Antibiotics are medicines used to prevent and treat bacterial infections. Antibiotic resistance occurs when bacteria change in response to the use of these medicines.
Naturally, antibiotic resistance occurs but humans have increased the rate of occurrence over time due to different activities they engage in.
Effects of antibiotic resistance.
• Costly hospital care: Infections with drug-resistant bacteria may lead to longer and more costly hospital care, and increase the risk of dying from the infection. Dangerous, resistant bacteria known as "superbugs" are being reported.

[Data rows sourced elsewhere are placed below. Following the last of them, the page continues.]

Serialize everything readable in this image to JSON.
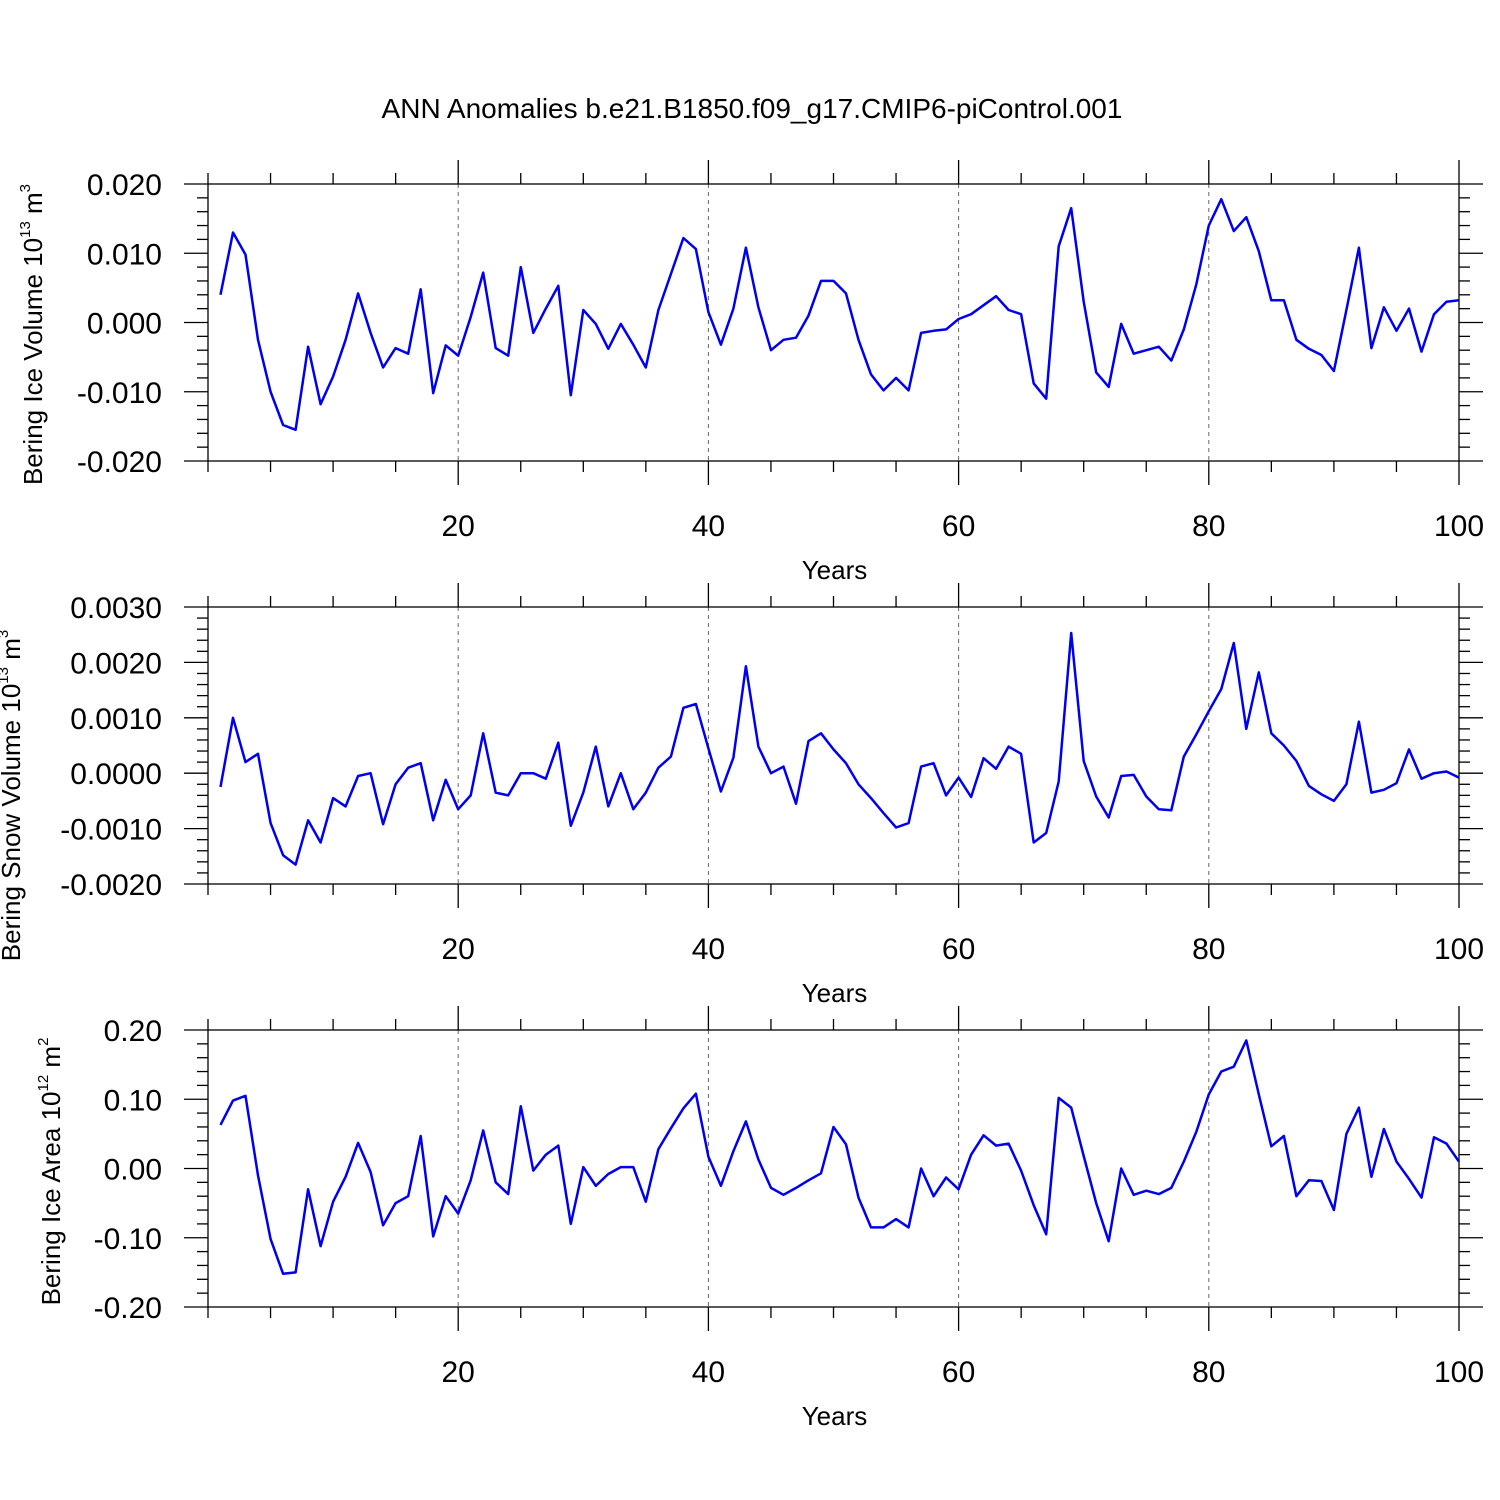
{
  "title": "ANN Anomalies b.e21.B1850.f09_g17.CMIP6-piControl.001",
  "line_color": "#0000ee",
  "chart_data": [
    {
      "type": "line",
      "ylabel_main": "Bering Ice Volume 10",
      "ylabel_exp": "13",
      "ylabel_unit": " m",
      "ylabel_unit_exp": "3",
      "xlabel": "Years",
      "xlim": [
        0,
        100
      ],
      "ylim": [
        -0.02,
        0.02
      ],
      "xticks": [
        20,
        40,
        60,
        80,
        100
      ],
      "yticks": [
        -0.02,
        -0.01,
        0.0,
        0.01,
        0.02
      ],
      "ytick_labels": [
        "-0.020",
        "-0.010",
        "0.000",
        "0.010",
        "0.020"
      ],
      "grid": "dashed vertical at major x ticks",
      "values": [
        0.004,
        0.013,
        0.0098,
        -0.0025,
        -0.01,
        -0.0148,
        -0.0155,
        -0.0035,
        -0.0118,
        -0.0078,
        -0.0025,
        0.0042,
        -0.0015,
        -0.0065,
        -0.0037,
        -0.0045,
        0.0048,
        -0.0102,
        -0.0033,
        -0.0048,
        0.0008,
        0.0072,
        -0.0037,
        -0.0048,
        0.008,
        -0.0015,
        0.002,
        0.0053,
        -0.0105,
        0.0018,
        -0.0002,
        -0.0038,
        -0.0002,
        -0.0032,
        -0.0065,
        0.0018,
        0.007,
        0.0122,
        0.0106,
        0.0015,
        -0.0032,
        0.002,
        0.0108,
        0.0022,
        -0.004,
        -0.0025,
        -0.0022,
        0.001,
        0.006,
        0.006,
        0.0042,
        -0.0025,
        -0.0075,
        -0.0098,
        -0.008,
        -0.0098,
        -0.0015,
        -0.0012,
        -0.001,
        0.0005,
        0.0012,
        0.0025,
        0.0038,
        0.0018,
        0.0012,
        -0.0088,
        -0.011,
        0.011,
        0.0165,
        0.003,
        -0.0072,
        -0.0093,
        -0.0002,
        -0.0045,
        -0.004,
        -0.0035,
        -0.0055,
        -0.001,
        0.0055,
        0.014,
        0.0178,
        0.0132,
        0.0152,
        0.0103,
        0.0032,
        0.0032,
        -0.0025,
        -0.0038,
        -0.0047,
        -0.007,
        0.0018,
        0.0108,
        -0.0037,
        0.0022,
        -0.0012,
        0.002,
        -0.0042,
        0.0012,
        0.003,
        0.0032
      ]
    },
    {
      "type": "line",
      "ylabel_main": "Bering Snow Volume 10",
      "ylabel_exp": "13",
      "ylabel_unit": " m",
      "ylabel_unit_exp": "3",
      "xlabel": "Years",
      "xlim": [
        0,
        100
      ],
      "ylim": [
        -0.002,
        0.003
      ],
      "xticks": [
        20,
        40,
        60,
        80,
        100
      ],
      "yticks": [
        -0.002,
        -0.001,
        0.0,
        0.001,
        0.002,
        0.003
      ],
      "ytick_labels": [
        "-0.0020",
        "-0.0010",
        "0.0000",
        "0.0010",
        "0.0020",
        "0.0030"
      ],
      "grid": "dashed vertical at major x ticks",
      "values": [
        -0.00025,
        0.001,
        0.0002,
        0.00035,
        -0.0009,
        -0.00148,
        -0.00165,
        -0.00085,
        -0.00125,
        -0.00045,
        -0.0006,
        -5e-05,
        0.0,
        -0.00092,
        -0.0002,
        0.0001,
        0.00018,
        -0.00085,
        -0.00012,
        -0.00065,
        -0.0004,
        0.00072,
        -0.00035,
        -0.0004,
        0.0,
        0.0,
        -0.0001,
        0.00055,
        -0.00095,
        -0.00035,
        0.00048,
        -0.0006,
        0.0,
        -0.00065,
        -0.00035,
        0.0001,
        0.0003,
        0.00118,
        0.00125,
        0.00045,
        -0.00033,
        0.00028,
        0.00193,
        0.00048,
        0.0,
        0.00012,
        -0.00055,
        0.00058,
        0.00072,
        0.00043,
        0.00018,
        -0.0002,
        -0.00045,
        -0.00072,
        -0.00098,
        -0.0009,
        0.00012,
        0.00018,
        -0.0004,
        -8e-05,
        -0.00043,
        0.00027,
        8e-05,
        0.00048,
        0.00035,
        -0.00125,
        -0.00108,
        -0.00015,
        0.00253,
        0.00022,
        -0.00042,
        -0.0008,
        -5e-05,
        -3e-05,
        -0.00042,
        -0.00065,
        -0.00067,
        0.0003,
        0.0007,
        0.00112,
        0.00152,
        0.00235,
        0.0008,
        0.00182,
        0.00072,
        0.0005,
        0.00022,
        -0.00023,
        -0.00038,
        -0.0005,
        -0.0002,
        0.00093,
        -0.00035,
        -0.0003,
        -0.00018,
        0.00043,
        -0.0001,
        0.0,
        3e-05,
        -8e-05
      ]
    },
    {
      "type": "line",
      "ylabel_main": "Bering Ice Area 10",
      "ylabel_exp": "12",
      "ylabel_unit": " m",
      "ylabel_unit_exp": "2",
      "xlabel": "Years",
      "xlim": [
        0,
        100
      ],
      "ylim": [
        -0.2,
        0.2
      ],
      "xticks": [
        20,
        40,
        60,
        80,
        100
      ],
      "yticks": [
        -0.2,
        -0.1,
        0.0,
        0.1,
        0.2
      ],
      "ytick_labels": [
        "-0.20",
        "-0.10",
        "0.00",
        "0.10",
        "0.20"
      ],
      "grid": "dashed vertical at major x ticks",
      "values": [
        0.063,
        0.098,
        0.105,
        -0.01,
        -0.102,
        -0.152,
        -0.15,
        -0.03,
        -0.112,
        -0.048,
        -0.012,
        0.037,
        -0.005,
        -0.082,
        -0.05,
        -0.04,
        0.047,
        -0.098,
        -0.04,
        -0.065,
        -0.017,
        0.055,
        -0.02,
        -0.037,
        0.09,
        -0.003,
        0.02,
        0.033,
        -0.08,
        0.002,
        -0.025,
        -0.008,
        0.002,
        0.002,
        -0.048,
        0.028,
        0.058,
        0.087,
        0.108,
        0.017,
        -0.025,
        0.025,
        0.068,
        0.013,
        -0.028,
        -0.038,
        -0.028,
        -0.017,
        -0.007,
        0.06,
        0.035,
        -0.042,
        -0.085,
        -0.085,
        -0.073,
        -0.085,
        0.0,
        -0.04,
        -0.013,
        -0.03,
        0.02,
        0.048,
        0.033,
        0.036,
        -0.003,
        -0.053,
        -0.095,
        0.102,
        0.088,
        0.018,
        -0.05,
        -0.105,
        0.0,
        -0.038,
        -0.032,
        -0.037,
        -0.028,
        0.01,
        0.053,
        0.107,
        0.14,
        0.147,
        0.185,
        0.107,
        0.032,
        0.047,
        -0.04,
        -0.017,
        -0.018,
        -0.06,
        0.05,
        0.088,
        -0.012,
        0.057,
        0.01,
        -0.015,
        -0.042,
        0.045,
        0.036,
        0.01
      ]
    }
  ]
}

• Post antibiotic era: According to World Health Organization (WHO), A growing number of infections – such as pneumonia, tuberculosis, gonorrhea, and salmonellosis – are becoming harder to treat as the antibiotics used to treat them become less effective. Without urgent action, we are heading for a post-antibiotic era, in which common infections and minor injuries can once again kill.
How do bacteria become resistant to antibiotics?
They become resistant by adapting their structure or function as a defense mechanism. The antibiotic may have worked effectively before the resistance occurred. The adaption helps the bacteria to fend off the killing activity of the antibiotic.
Contributing factors to antibiotic resistance
• Over-prescription of antibiotics or when patients ingest unprescribed antibiotics
• Patients not finishing the entire antibiotic course
• Overuse of antibiotics in livestock and fish farming, which are later consumed by a high percentage of the population
• Poor infection control in health care settings.
• Poor hygiene and sanitation due to overpopulation especially in urban areas.
• Absence of new antibiotics being discovered.
Individuals, policymakers, agricultural sectors, food industries, health professionals all have a responsibility in preventing antibiotics resistance in our world and these responsibilities include:
• Agricultural sector should ensure that farmers only give antibiotics to animals under veterinary supervision.
• Not use antibiotics for growth promotion or to prevent diseases in healthy animals.
• Health industry should Invest in research and development of new antibiotics, vaccines, diagnostics and other tools.
• Health professionals should talk to patients about how to take antibiotics correctly, antibiotic resistance and the dangers of misuse.
• Only prescribe and dispense antibiotics when they are needed, according to current guidelines.
• Policymakers should ensure a robust national action plan to tackle antibiotic resistance is in place.
• Never demand antibiotics if your health worker says you don’t need them.
• Always follow your health worker’s advice when using antibiotics.
• Never share or use leftover antibiotics.
• Prevent infections by regularly washing hands, preparing food hygienically.